Although long-term pulmonary sequelae for patients with post-TB are well known, an integration of biological therapy concepts taking pathophysiology into account has not been taken forward. For example, promising research on the use of autologous bone-marrow derived stem/stromal cells in patients with multidrug- and extensively drug-resistant TB demonstrated the potential for new therapeutic interventions targeting the host rather than the pathogen. There is also a different, cross-fertilising aspect in regard to advanced treatment options. While anti-viral drugs targeting the pathogen SARS-CoV-2 are being actively evaluated in clinical trials, host-directed therapies (HDTs) targeting the host’s immune system are now attracting attention. These include an array of Phase 1 and Phase II clinical trials of anti-interleukin (IL) 1, anti-IL-6R, and cellular therapies using allogeneic mesenchymal stromal cells (MSCs) (https://clinicaltrials.gov/ct2/results?cond=COVID-19). The concept of using adjunct cellular therapies for improving outcomes could be a significant development because the major target organ for both pathogens is pulmonary tissue. Safe and clinically relevant treatment modalities for COVID-19, which curb damaging inflammation and restore lung tissue may well have relevance for patients with TB. A global consortium of HDTs has been formed, which is open to all and provides opportunities to take forward the HDT portfolio for research into all respiratory tract conditions.
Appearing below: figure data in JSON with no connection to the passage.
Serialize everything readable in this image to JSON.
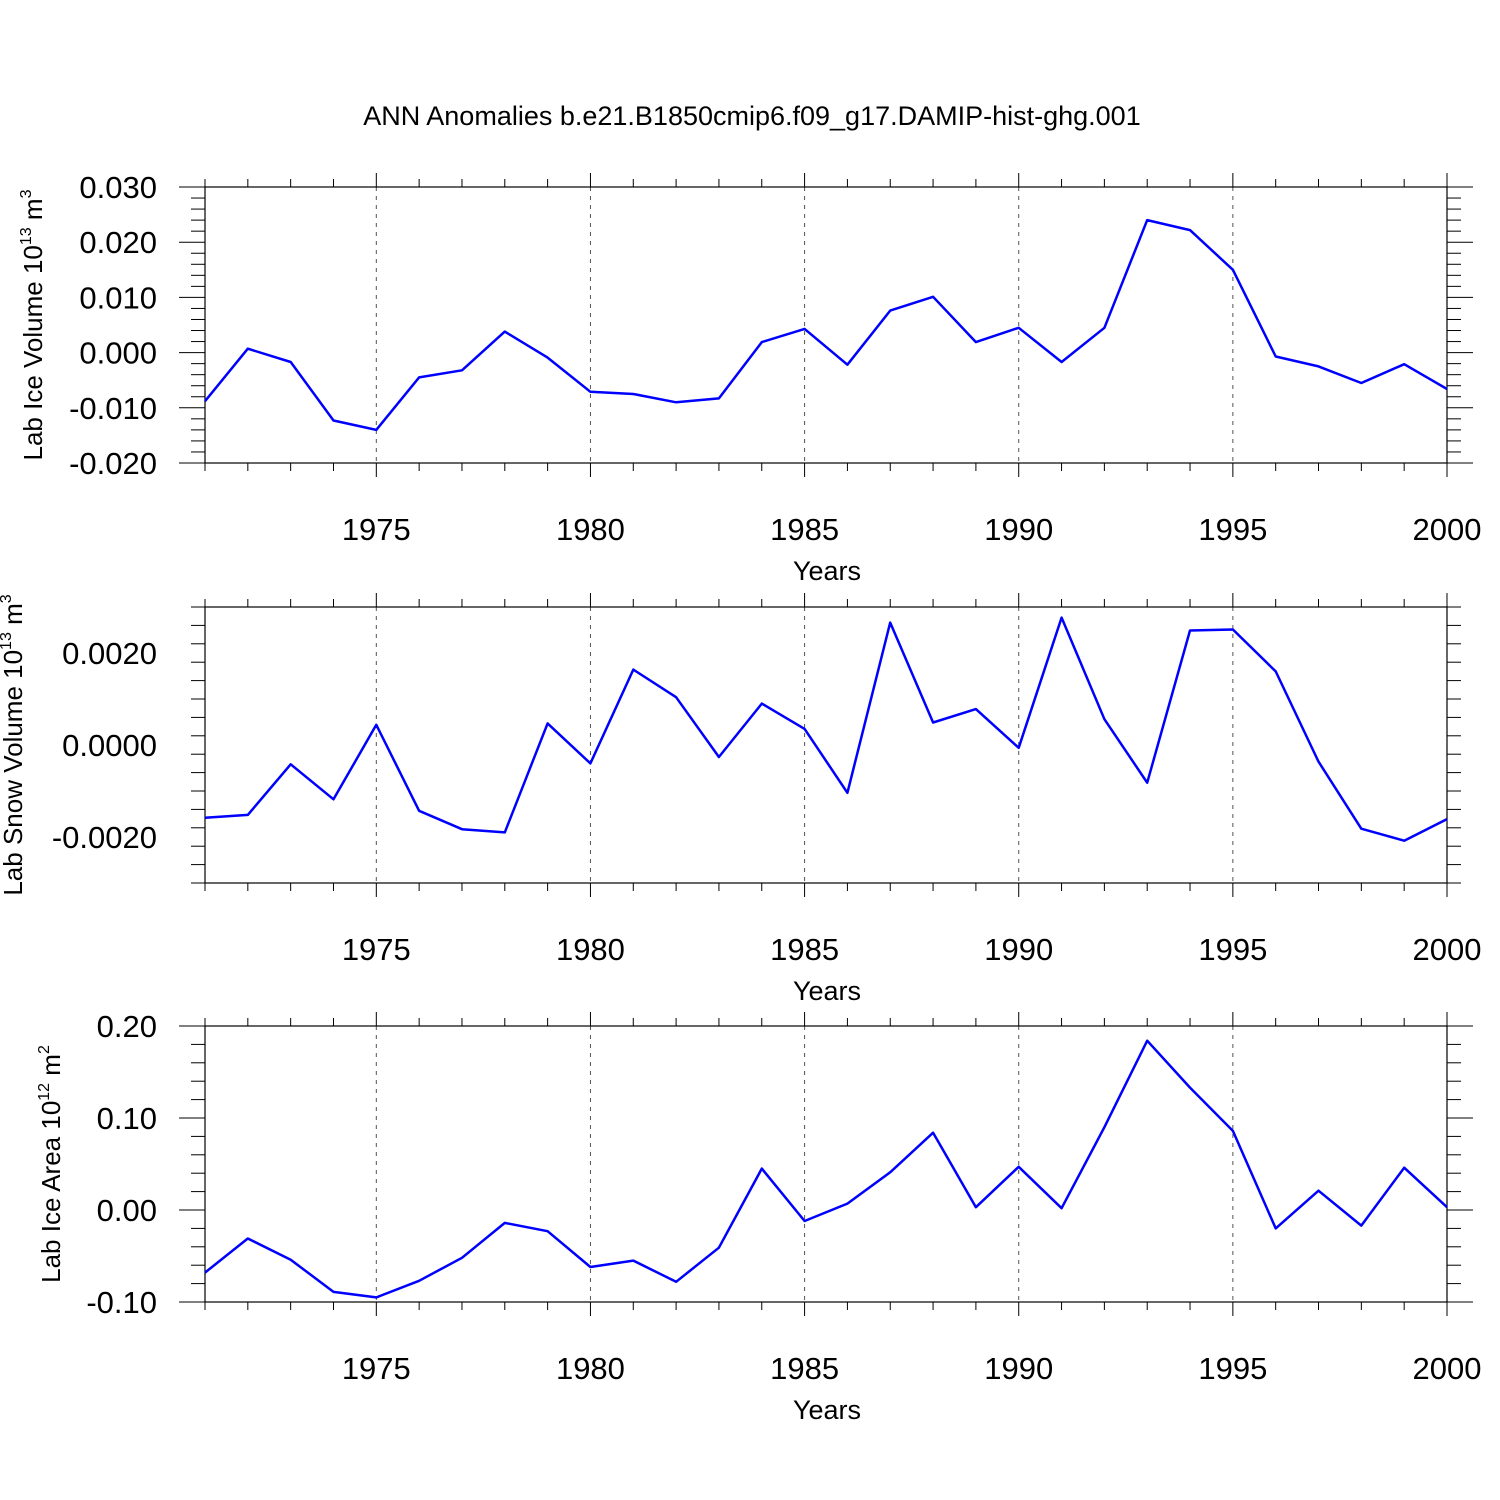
{
  "chart_data": {
    "title": "ANN Anomalies b.e21.B1850cmip6.f09_g17.DAMIP-hist-ghg.001",
    "type": "line",
    "line_color": "#0000ff",
    "x": [
      1971,
      1972,
      1973,
      1974,
      1975,
      1976,
      1977,
      1978,
      1979,
      1980,
      1981,
      1982,
      1983,
      1984,
      1985,
      1986,
      1987,
      1988,
      1989,
      1990,
      1991,
      1992,
      1993,
      1994,
      1995,
      1996,
      1997,
      1998,
      1999,
      2000
    ],
    "xlim": [
      1971,
      2000
    ],
    "xticks": [
      1975,
      1980,
      1985,
      1990,
      1995,
      2000
    ],
    "xlabel": "Years",
    "panels": [
      {
        "ylabel_prefix": "Lab Ice Volume 10",
        "ylabel_exp": "13",
        "ylabel_unit": " m",
        "ylabel_unit_exp": "3",
        "ylim": [
          -0.02,
          0.03
        ],
        "yticks": [
          "0.030",
          "0.020",
          "0.010",
          "0.000",
          "-0.010",
          "-0.020"
        ],
        "ytick_values": [
          0.03,
          0.02,
          0.01,
          0.0,
          -0.01,
          -0.02
        ],
        "values": [
          -0.0088,
          0.0007,
          -0.0017,
          -0.0123,
          -0.014,
          -0.0045,
          -0.0032,
          0.0038,
          -0.0009,
          -0.0071,
          -0.0075,
          -0.009,
          -0.0083,
          0.0019,
          0.0043,
          -0.0022,
          0.0076,
          0.0101,
          0.0019,
          0.0045,
          -0.0017,
          0.0045,
          0.024,
          0.0222,
          0.015,
          -0.0007,
          -0.0025,
          -0.0055,
          -0.0021,
          -0.0066
        ]
      },
      {
        "ylabel_prefix": "Lab Snow Volume 10",
        "ylabel_exp": "13",
        "ylabel_unit": " m",
        "ylabel_unit_exp": "3",
        "ylim": [
          -0.003,
          0.003
        ],
        "yticks": [
          "0.0020",
          "0.0000",
          "-0.0020"
        ],
        "ytick_values": [
          0.002,
          0.0,
          -0.002
        ],
        "values": [
          -0.00158,
          -0.00152,
          -0.00042,
          -0.00118,
          0.00044,
          -0.00143,
          -0.00183,
          -0.0019,
          0.00047,
          -0.0004,
          0.00164,
          0.00104,
          -0.00026,
          0.0009,
          0.00035,
          -0.00104,
          0.00266,
          0.00049,
          0.00078,
          -6e-05,
          0.00277,
          0.00056,
          -0.00082,
          0.00249,
          0.00251,
          0.0016,
          -0.00036,
          -0.00182,
          -0.00208,
          -0.00161
        ]
      },
      {
        "ylabel_prefix": "Lab Ice Area 10",
        "ylabel_exp": "12",
        "ylabel_unit": " m",
        "ylabel_unit_exp": "2",
        "ylim": [
          -0.1,
          0.2
        ],
        "yticks": [
          "0.20",
          "0.10",
          "0.00",
          "-0.10"
        ],
        "ytick_values": [
          0.2,
          0.1,
          0.0,
          -0.1
        ],
        "values": [
          -0.068,
          -0.031,
          -0.054,
          -0.089,
          -0.095,
          -0.077,
          -0.052,
          -0.014,
          -0.023,
          -0.062,
          -0.055,
          -0.078,
          -0.041,
          0.045,
          -0.012,
          0.007,
          0.041,
          0.084,
          0.003,
          0.047,
          0.002,
          0.09,
          0.184,
          0.133,
          0.086,
          -0.02,
          0.021,
          -0.017,
          0.046,
          0.003
        ]
      }
    ]
  }
}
After many decades of struggling to get global attention for TB control, the turning point in the fight against TB occurred on September 2018 at the unprecedented United Nations General Assembly (UNGA) High Level meeting on TB. This resulted in a Political Declaration with bold and ambitious targets to achieve global TB control (UNGA-HLM Ref 2018). The adoption was a significant milestone, providing the key political change that set wide-ranging targets, including specific numbers of people to be treated and funding to be mobilised. While implementation of the three critical components—funding, action and accountability has been initiated in the right direction, there remains an urgent need to restore momentum. To do so, we must overcome the challenges that COVID-19 presents and use the opportunities it affords us to achieve a paradigm shift in TB treatment and care.